We included both non-diabetic (n = 39, 75%) and diabetic (n = 13, 25%) patients in our study, with five (10%) of the diabetic patients being on regular insulin. Insulin is known to impact the actions of certain subsets of GLUTs as well as the normal ketone response.27 Our patients were instructed to withhold insulin during their fasting period. Due to fasting and insulin being withheld prior to PETs we consider that all our patients would be in a low insulin state, but we did not measure insulin levels to confirm this. Furthermore, intracellular uptake of 18F-FDG in the brain is primarily driven by GLUT1 and, to a lesser extent, GLUT3, the actions of both being independent of insulin.28,29 Therefore, we believe that insulin levels should have a negligible impact on the cerebral 18F-FDG uptake seen in our study.
Twenty-seven patients (52%) were administered unfractionated heparin intravenously 15 minutes prior to 18F-FDG injection to increase serum free fatty acid (FFA) levels. An increased availability of FFA has been shown to increase rates of ketogenesis and serum ketones levels in a relatively short period of time after administration (i.e. < one hour),30 more pronounced with unfractionated rather than low-molecular weight heparin, although transient for doses in the range used in our cohort.31 While the administration of heparin is a potential confounder, we did not find a significant relationship between cerebral 18F-FDG uptake and heparin administration.
Patients may occasionally self-administer benzodiazepines when undergoing imaging studies to ameliorate symptoms of claustrophobia.
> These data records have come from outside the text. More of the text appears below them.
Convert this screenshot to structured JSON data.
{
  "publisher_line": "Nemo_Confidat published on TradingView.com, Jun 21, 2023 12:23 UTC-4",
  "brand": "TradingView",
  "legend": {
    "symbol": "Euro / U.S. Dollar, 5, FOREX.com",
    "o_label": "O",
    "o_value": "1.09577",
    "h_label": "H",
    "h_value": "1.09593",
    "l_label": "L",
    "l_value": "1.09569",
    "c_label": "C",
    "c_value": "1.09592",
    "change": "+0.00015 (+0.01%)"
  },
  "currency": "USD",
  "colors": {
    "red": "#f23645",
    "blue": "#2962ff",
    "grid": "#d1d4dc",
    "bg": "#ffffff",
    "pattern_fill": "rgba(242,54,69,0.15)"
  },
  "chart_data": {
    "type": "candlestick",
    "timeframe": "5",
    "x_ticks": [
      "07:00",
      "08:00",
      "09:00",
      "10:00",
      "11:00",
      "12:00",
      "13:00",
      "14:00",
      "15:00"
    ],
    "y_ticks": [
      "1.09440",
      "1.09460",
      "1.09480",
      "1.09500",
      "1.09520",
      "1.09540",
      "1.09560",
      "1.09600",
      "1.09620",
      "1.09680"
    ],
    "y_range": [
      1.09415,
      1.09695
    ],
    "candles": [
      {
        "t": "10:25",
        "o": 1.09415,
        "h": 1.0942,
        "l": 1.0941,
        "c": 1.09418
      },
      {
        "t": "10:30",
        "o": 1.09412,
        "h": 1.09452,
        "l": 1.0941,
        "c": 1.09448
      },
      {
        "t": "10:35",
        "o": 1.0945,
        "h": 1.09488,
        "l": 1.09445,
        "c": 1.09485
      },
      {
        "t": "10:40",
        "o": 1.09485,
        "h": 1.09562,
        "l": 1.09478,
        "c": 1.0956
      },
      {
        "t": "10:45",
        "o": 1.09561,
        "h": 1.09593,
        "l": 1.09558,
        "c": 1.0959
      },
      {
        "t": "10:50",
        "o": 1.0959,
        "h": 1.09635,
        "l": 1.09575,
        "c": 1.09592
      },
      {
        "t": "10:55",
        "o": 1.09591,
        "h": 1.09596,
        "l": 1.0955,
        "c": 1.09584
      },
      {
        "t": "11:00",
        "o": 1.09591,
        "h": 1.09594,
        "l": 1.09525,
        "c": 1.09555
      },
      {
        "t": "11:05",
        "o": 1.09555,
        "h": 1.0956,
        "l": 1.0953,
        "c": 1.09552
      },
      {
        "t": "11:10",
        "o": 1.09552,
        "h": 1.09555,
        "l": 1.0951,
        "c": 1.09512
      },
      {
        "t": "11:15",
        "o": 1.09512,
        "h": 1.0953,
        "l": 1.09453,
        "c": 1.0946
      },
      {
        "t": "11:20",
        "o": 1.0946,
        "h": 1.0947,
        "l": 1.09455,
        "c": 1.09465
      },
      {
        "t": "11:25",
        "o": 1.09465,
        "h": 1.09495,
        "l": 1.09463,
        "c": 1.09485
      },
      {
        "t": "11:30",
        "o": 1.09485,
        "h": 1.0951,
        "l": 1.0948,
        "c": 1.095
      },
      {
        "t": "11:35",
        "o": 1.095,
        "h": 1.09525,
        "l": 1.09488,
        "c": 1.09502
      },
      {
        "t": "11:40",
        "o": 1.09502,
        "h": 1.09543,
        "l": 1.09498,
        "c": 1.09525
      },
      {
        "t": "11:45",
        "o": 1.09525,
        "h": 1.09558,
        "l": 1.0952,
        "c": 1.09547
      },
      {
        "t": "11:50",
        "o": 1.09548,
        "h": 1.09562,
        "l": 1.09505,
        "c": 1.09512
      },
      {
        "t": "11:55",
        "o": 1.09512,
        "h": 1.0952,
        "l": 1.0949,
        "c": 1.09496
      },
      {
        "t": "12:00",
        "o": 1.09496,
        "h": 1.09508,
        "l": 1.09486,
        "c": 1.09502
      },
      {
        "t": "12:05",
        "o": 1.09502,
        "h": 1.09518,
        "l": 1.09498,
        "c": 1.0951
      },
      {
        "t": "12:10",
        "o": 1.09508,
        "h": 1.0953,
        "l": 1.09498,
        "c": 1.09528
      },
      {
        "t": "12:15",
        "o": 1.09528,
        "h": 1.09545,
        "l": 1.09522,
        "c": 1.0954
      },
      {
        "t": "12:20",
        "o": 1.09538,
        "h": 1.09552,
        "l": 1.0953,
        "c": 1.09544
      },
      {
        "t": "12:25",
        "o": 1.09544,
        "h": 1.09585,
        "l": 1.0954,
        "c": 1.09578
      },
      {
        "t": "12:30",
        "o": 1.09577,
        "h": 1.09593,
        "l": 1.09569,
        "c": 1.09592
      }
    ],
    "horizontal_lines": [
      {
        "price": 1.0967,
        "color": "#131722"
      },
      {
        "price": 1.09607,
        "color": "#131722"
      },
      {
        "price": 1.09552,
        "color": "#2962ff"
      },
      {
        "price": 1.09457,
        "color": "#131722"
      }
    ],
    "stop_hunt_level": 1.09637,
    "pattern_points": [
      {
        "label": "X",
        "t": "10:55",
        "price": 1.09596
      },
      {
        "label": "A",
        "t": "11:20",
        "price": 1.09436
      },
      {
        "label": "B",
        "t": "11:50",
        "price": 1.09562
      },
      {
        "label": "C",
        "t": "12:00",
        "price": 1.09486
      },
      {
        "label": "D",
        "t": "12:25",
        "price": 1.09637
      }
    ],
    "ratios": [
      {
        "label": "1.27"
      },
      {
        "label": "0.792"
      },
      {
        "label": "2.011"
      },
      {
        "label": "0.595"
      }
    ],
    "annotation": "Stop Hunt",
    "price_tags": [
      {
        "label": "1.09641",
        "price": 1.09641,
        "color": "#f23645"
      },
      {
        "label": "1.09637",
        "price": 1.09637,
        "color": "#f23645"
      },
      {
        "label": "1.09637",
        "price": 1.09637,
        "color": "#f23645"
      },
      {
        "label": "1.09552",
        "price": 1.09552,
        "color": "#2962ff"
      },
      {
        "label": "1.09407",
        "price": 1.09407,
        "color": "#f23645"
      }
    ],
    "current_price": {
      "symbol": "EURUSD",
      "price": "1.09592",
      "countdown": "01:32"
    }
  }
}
Benzodiazepines can result in a global reduction in cerebral 18F-FDG uptake.32 Given these studies were performed to assess for potential cardiac inflammation, we did not enquire about or record this information. It is possible that some of our cohort may have self-administered benzodiazepines, however, there is no reason to believe that this will be more or less likely to be related to BGL or ketone levels and is likely to represent a random effect.
It is standard at our institution to perform cardiac inflammation PET/CTs with patients’ arms above their heads to reduce beam-hardening artefacts through the thorax and heart. A few patients in our cohort were scanned with their arms down due to physical limitations. While this has the potential to affect the accuracy of the measured cerebral SUVbw, the impact is felt likely minimal given that our analysis was performed on the attenuation corrected PET images and with us evaluating whole brain SUVmean (corrected for bodyweight) and with the SUVmean extracted from relatively large brain regions thereby reducing regional inconsistencies in measured uptake.